Nuestro Estado de derecho se edifica sobre dos pilares básicos: la democracia y la burocracia. La democracia alumbra a la clase política integrada por los electos y los designados; la burocracia está conformada por los funcionarios. Los primeros dirigen la Administración jerárquicamente ordenada; los segundos velan por que esa Administración actúe con pleno sometimiento a la Constitución, a la ley y al ordenamiento jurídico en general, garantizando la observancia del principio de legalidad.

Los funcionarios en su toma de posesión juran o prometen acatar la Constitución y el resto del ordenamiento jurídico, y ello les obliga, entre otras cosas, a la neutralidad, a un compromiso con la ética y con la defensa del interés general.

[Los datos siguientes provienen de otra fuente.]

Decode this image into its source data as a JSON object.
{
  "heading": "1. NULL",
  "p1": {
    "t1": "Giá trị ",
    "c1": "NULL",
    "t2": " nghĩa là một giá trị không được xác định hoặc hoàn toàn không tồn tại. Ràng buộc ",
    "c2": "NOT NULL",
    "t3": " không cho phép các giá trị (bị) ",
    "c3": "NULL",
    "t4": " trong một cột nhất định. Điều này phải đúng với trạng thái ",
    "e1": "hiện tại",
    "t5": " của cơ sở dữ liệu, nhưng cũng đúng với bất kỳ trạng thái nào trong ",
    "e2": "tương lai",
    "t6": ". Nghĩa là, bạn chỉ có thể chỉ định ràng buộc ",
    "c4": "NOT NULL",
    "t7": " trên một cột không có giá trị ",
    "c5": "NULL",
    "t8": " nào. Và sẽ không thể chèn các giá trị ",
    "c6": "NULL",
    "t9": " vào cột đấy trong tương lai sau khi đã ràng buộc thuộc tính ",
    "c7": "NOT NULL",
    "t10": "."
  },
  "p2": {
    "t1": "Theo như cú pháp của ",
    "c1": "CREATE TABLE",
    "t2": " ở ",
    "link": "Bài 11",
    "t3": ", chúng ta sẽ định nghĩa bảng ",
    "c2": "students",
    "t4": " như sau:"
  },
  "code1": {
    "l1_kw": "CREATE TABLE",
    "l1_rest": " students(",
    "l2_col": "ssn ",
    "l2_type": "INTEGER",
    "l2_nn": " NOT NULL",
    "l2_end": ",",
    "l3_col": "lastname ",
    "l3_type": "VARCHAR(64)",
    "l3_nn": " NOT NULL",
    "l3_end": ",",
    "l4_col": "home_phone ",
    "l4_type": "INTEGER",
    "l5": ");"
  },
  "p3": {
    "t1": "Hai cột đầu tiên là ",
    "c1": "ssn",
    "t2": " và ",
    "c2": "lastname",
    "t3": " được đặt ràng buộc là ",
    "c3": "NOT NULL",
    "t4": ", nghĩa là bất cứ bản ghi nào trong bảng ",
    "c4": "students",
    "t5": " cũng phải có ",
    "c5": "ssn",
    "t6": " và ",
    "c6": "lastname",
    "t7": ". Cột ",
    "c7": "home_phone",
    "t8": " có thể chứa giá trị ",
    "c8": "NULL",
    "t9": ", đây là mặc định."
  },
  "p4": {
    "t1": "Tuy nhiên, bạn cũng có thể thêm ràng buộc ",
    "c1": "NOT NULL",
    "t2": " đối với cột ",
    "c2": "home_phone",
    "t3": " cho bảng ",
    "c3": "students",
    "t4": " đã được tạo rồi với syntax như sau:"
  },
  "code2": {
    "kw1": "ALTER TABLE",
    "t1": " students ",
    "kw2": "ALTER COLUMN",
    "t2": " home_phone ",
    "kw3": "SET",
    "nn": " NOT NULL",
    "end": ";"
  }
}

No es aventurado afirmar que el proceso secesionista catalán tuvo hasta ahora el recorrido que tuvo por la colaboración activa o pasiva prestada por determinados funcionarios que, infringiendo sus deberes legales y éticos, le prestaron coartada jurídica.

¿Cuál es la razón por la que determinados funcionarios violenten el juramento o promesa prestados y con su actuación avalen procedimientos que rozan la ilegalidad, cuando no la desbordan?

A mi juicio, porque se ven envueltos en el denominado “efecto Lucifer”, en base al cual un hombre bueno se convierte en malo. Aparece descrito magistralmente por Philip Zimbardo en su libro del mismo título.

Estos funcionarios que hasta ahora han actuado con cierta impunidad, tras el pronunciamiento del Tribunal Constitucional suspendiendo la declaración de independencia tienen que ser conscientes de que cualquier acción que trate de poner en práctica las medidas contenidas en la misma es ilegal y puede desencadenar responsabilidades disciplinarias y penales. El propio Tribunal Constitucional, aceptando la tesis del Gobierno, y por primera vez en su historia, ha decidido notificar la suspensión a 21 cargos políticos, entre ellos a los integrantes de la Mesa del Parlamento y a su Secretario General, funcionario de carrera, advirtiéndoles de que, si incumplen ese mandato de suspensión, incurrirían en un delito de desobediencia. En este panorama, el papel del Secretario General es nuclear, pues a él le corresponde informar en derecho las iniciativas que se someten a la aprobación de la Mesa de la Cámara.

Es en estas situaciones límite cuando la inamovilidad de los funcionarios públicos adquiere su grandeza, y de su actuación depende que sea interpretada como un privilegio o como lo que realmente es: una garantía del Estado de derecho.

Los funcionarios son la primera línea de combate, la infantería, que defiende al sistema de las agresiones ilegales. No se deben a la clase política, sino a la legalidad y a los ciudadanos.

Cierto que lo que determina el resultado es, en ocasiones, la naturaleza de las circunstancias, pero la destreza del conductor se demuestra cuando el camino está sembrado de obstáculos. Es entonces cuando resplandece y cobra sentido la confianza que los ciudadanos han depositado en las manos de los funcionarios.

Cierto también que la fuerza de la situación, la presión ambiental, puede acabar dominando al más bueno de ellos, pero también es ahí donde hay que demostrar la auténtica dimensión del papel de los funcionarios, de cumplidores de la ley entregados con devoción al cumplimiento de su tarea.

El funcionario debe ser –parafraseando a Aristóteles- un soldado de la legalidad, cuya observancia debe constituir una disposición del ánimo, una voluntad, una actitud en la conciencia, la más alta de las virtudes.

De Lucifer a Satanás hay un paso, la misma distancia que separa el cielo del infierno, y no es mejor reinar en el infierno que servir en el cielo.